Перед великим мудрецом РОССИИ пробуждался весенний сад. Вздрагивая крупным телом, повторял он как бы в забытьи:
— Жаль… очень жаль… не все успел…
Прощаясь, он просил не забывать о Леонарде Эйлере:
— На русских хлебах вырос, а в Берлине сейчас, ежели слухам верить, ему живется несладко: король-то прусский — сквалыга!
Орлов отъехал ко двору — исполнять свои «функции».
Любитель чистых муз, защитник их трудов, О взором, бодростью и мужеством Орлов!
В крещенские морозы фаворит заливал бомбы водою, выбрасывал их на улицы и радовался, как ребенок, когда ночью они громко взрывались. Он перепортил шелковые обои в спальне Екатерины, пытаясь извлечь из них электрические искры.
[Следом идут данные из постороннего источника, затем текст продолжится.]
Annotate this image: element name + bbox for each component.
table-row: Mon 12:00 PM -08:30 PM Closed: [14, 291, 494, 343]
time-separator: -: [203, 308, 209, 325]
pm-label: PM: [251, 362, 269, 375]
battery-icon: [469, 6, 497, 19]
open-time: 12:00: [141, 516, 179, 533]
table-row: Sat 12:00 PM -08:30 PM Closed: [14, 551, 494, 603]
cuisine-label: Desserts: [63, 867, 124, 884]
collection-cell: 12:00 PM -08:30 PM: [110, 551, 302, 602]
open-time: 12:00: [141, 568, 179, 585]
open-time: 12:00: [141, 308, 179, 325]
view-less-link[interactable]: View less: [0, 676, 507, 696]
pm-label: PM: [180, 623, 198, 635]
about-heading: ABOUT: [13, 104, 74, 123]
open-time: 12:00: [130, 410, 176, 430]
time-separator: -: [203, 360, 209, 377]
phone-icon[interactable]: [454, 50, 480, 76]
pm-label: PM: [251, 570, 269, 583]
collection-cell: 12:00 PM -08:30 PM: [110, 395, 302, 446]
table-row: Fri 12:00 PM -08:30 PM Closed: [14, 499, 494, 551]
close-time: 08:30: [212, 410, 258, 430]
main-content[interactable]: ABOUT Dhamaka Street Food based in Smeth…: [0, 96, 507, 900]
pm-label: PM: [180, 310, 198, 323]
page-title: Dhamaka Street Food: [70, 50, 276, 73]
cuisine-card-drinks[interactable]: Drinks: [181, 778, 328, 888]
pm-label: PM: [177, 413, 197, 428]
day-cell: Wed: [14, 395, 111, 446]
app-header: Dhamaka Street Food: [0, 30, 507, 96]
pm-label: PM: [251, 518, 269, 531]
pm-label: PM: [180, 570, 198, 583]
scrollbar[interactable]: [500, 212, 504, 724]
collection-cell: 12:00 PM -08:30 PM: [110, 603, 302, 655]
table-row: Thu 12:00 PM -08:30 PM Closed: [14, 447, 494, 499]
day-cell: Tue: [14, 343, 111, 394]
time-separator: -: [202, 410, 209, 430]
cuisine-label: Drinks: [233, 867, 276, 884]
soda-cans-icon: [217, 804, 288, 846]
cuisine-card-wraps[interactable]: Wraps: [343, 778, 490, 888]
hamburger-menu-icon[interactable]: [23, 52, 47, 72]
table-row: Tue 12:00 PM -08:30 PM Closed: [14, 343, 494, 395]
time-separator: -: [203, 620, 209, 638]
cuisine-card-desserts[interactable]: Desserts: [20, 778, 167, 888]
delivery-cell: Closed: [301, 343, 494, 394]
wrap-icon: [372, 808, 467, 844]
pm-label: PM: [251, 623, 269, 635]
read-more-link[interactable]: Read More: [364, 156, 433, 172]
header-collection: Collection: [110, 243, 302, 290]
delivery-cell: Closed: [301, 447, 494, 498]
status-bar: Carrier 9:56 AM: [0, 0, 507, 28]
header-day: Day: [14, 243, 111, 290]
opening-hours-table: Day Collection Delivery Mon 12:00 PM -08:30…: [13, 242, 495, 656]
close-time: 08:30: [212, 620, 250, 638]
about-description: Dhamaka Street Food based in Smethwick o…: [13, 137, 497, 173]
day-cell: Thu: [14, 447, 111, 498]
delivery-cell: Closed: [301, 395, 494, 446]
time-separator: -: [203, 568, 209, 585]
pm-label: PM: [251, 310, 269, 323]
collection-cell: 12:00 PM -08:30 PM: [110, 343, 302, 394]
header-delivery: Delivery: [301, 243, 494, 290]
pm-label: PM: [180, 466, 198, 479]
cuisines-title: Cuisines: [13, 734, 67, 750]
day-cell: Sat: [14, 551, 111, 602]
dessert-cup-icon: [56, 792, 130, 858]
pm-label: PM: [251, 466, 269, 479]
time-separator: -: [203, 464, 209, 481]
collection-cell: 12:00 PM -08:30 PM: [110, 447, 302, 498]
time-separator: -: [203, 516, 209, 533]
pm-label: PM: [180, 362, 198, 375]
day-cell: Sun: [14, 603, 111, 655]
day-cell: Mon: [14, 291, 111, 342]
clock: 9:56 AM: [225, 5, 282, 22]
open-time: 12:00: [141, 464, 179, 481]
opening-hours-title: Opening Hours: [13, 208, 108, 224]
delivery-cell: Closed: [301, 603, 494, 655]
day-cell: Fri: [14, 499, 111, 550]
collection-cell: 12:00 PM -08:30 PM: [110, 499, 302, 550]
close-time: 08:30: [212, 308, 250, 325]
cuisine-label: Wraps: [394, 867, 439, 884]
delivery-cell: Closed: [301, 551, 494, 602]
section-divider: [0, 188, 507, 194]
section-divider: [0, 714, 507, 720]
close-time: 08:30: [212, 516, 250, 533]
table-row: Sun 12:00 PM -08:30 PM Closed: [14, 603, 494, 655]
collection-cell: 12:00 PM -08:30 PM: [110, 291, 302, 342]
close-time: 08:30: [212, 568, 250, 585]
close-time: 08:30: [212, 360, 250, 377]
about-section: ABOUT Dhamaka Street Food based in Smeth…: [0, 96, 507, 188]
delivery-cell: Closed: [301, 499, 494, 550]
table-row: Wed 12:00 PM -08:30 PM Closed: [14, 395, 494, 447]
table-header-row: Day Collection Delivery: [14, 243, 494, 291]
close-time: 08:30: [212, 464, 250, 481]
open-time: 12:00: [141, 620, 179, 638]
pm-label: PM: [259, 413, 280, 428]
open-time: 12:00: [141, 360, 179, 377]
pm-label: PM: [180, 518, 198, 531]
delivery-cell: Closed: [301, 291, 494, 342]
Наконец, громадный запас электричества он обнаружил в самой Екатерине — голубые искры сыпались из ее волос, когда она расчесывала их в темноте, а между простынями ее постели слышалось легкое потрескивание. Екатерина сделала его генерал-фельдцейхмейстером и теперь не ведала покоя, когда Орлов на полигонах испытывал орудия. Он закладывал в них столько пороха, что пушки разносило в куски, прислугу калечило и убивало, а с него — как с гуся вода.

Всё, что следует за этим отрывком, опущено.